WIENZEUG

Politik | aus FALTER 32/04 vom 04.08.2004

"Zipflklatscha" Anfang Juli schlossen 15 Exekutivbeamte in Tirol den Lehrgang zum "Sachkundigen Organ im Erkennen und in der Behandlung sprengstoffverdächtiger Gegenstände" ab. Die Polizisten und Gendarmen haben sich einen Kursnamen ausgesucht und auf T-Shirts drucken lassen: "Zipflklatscha". So nennt man in Bayern, Oberösterreich und Salzburg einen Mann, der onaniert. Einige der Teilnehmer konnten sich mit dem Namen, der aus dem Sprachschatz eines Vortragenden stammt, nicht identifizieren. Sie haben schließlich ein strenges Auswahlverfahren durchlaufen, um fortan, zum Beispiel auf Flughäfen, Bomben zu erkennen und zu sichern.

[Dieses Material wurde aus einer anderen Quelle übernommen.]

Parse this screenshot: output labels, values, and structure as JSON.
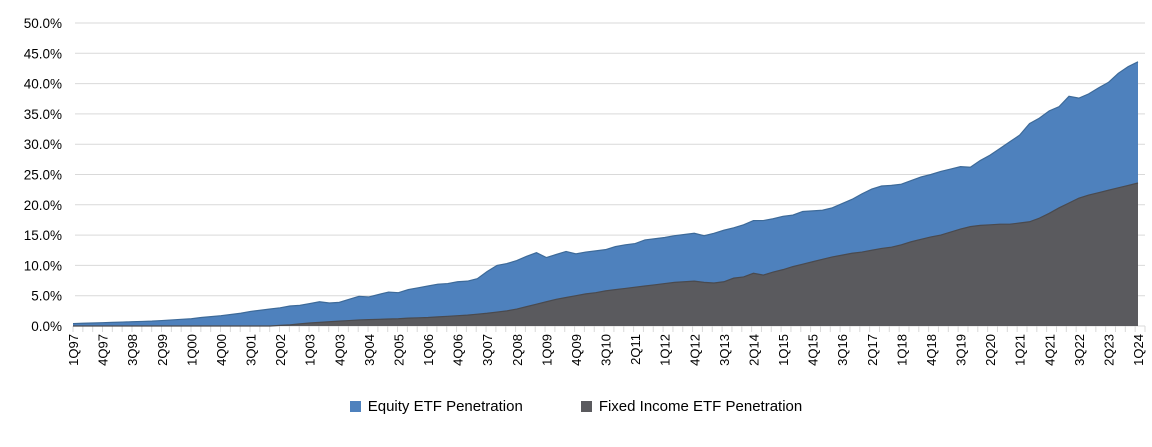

Hiroshima-Gedenken 1945 gewannen die USA den Krieg gegen Japan durch dem Abwurf zweier Atombomben auf die Städte Hiroshima und Nagasaki. Mit zwei Veranstaltungen an den 59. Jahrestagen der Bombardements machen die Wiener Friedensbewegung und die Hiroshima-Gruppe Wien auf die Spätfolgen aufmerksam und demonstrieren für eine atomwaffenfreie Welt.